Comme partout en Italie à la Villa Médicis nous nous sommes retrouvés coupés du monde, mais je voulais tout de même continuer mes réflexions et mes créations pendant cette période. Il n’y avait plus de public, mais nous étions toujours là, et j’ai alors décidé de montrer mon processus de travail et de créer une pièce chaque jour pendant 40 jours. Chaque matin je réfléchissais à une nouvelle idée, et à la fin de la journée je me retrouvais avec une nouvelle création construite autour d’un vocabulaire de formes que j’ai élaboré. J’ai continué à travailler avec le fil et la corde, mais les conditions étant particulières j’ai du aussi chercher à changer mes méthodes et mes matériaux. Nous avions accès au jardin de la villa, j’ai alors décidé de commencer à travailler avec les fleurs, une première pour moi. La situation en Italie était très compliquée, et j’ai voulu créer une chronique quotidienne, un lieu de création où encore une fois la limite entre art, design, et mode était invisible. Etant données les conditions j’ai du me mettre en scène moi-même et rapidement une photographe vivant à la villa, Leslie Moquin, m’a aidé et nous nous retrouvons aujourd’hui avec une centaine de clichés. C’est un projet qui m’a permis de porter un regard neuf sur ma pratique mais aussi d’expérimenter, étant avant tout une chercheuse cet aspect de mon travail est primordial et cette quarantaine m’a permis d’innover dans ma pratique.
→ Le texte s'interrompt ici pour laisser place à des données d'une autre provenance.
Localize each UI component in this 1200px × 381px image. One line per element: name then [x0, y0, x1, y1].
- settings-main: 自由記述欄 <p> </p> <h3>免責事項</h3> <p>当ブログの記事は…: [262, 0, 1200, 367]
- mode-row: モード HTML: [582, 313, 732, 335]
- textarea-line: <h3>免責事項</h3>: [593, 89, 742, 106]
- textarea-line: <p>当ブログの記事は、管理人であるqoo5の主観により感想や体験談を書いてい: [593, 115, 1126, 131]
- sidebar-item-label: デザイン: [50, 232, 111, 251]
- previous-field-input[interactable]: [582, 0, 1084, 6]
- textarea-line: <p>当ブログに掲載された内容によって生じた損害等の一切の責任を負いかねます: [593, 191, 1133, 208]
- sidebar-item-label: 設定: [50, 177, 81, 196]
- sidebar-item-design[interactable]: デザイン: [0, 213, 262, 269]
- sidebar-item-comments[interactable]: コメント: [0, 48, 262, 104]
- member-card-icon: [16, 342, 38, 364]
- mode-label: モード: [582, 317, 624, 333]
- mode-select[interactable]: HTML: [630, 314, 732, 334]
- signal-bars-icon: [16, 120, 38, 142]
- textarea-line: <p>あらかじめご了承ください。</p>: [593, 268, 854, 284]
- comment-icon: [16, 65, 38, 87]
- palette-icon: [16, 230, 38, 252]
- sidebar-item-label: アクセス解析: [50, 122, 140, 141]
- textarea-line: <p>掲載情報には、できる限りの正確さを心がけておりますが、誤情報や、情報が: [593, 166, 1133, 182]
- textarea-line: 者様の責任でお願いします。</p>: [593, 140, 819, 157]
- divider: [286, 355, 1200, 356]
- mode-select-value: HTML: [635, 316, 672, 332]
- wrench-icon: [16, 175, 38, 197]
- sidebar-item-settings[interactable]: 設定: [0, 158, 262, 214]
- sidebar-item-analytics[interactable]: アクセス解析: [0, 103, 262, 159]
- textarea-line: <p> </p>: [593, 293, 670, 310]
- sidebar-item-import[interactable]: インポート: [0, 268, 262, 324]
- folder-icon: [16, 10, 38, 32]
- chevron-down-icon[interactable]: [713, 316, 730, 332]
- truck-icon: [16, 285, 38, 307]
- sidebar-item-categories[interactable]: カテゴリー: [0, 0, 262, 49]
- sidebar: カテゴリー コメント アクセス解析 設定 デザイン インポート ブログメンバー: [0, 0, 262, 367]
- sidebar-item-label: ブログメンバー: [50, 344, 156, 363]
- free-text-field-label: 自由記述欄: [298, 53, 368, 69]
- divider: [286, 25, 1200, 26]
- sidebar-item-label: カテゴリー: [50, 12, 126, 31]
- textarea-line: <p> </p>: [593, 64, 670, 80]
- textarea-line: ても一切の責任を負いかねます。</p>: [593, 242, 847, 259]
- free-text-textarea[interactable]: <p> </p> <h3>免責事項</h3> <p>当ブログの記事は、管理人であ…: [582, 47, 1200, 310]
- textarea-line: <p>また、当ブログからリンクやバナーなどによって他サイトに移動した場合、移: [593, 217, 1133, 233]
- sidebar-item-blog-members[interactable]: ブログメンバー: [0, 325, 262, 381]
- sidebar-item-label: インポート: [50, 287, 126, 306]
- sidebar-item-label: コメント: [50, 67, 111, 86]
Nombre de vos créations issues de cette période sont éphémères, constituées de fleurs, est-ce que ce moment de pause vous a amené à une nouvelle réflexion sur la mode mais aussi son lien à l’art ? Ces créations semblent appartenir à un monde de l’instant, plus performatif que textile…
De mes créations réalisées pendant ces quarante jours il ne me reste presque rien. Les fleurs étaient éphémères, et même les pièces en cordes ont pris plusieurs visages. Je les considère plus comme des organes vestimentaires, et leur rôle changeait selon les créations. Le caractère éphémère était alors au centre de ce projet, et il ne nous reste maintenant que des photos, ce qui ajoute à cette idée de performance, d’une oeuvre d’art qui n’était pas faite pour durer, qui allait périr mais être immortalisée. Ici le vêtement était presque absent, je pense que ma pratique s’est tournée plus largement vers l’art pendant cette période. Les pièces sont impossibles à porter, périssable, elles ne répondent pas aux nécessités du vêtement. Mais je voulais montrer que cet univers pouvait continuer à exister d’une autre façon pendant cette période, pour moi il s’agissait plutôt de poésie, une manière de faire réfléchir à notre système de consommation sans abandonner mes recherches et le côté esthétique. À mes yeux il était capital de continuer à créer, et ce projet s’est avéré être un lieu d’innovation et de réflexion sans pareil.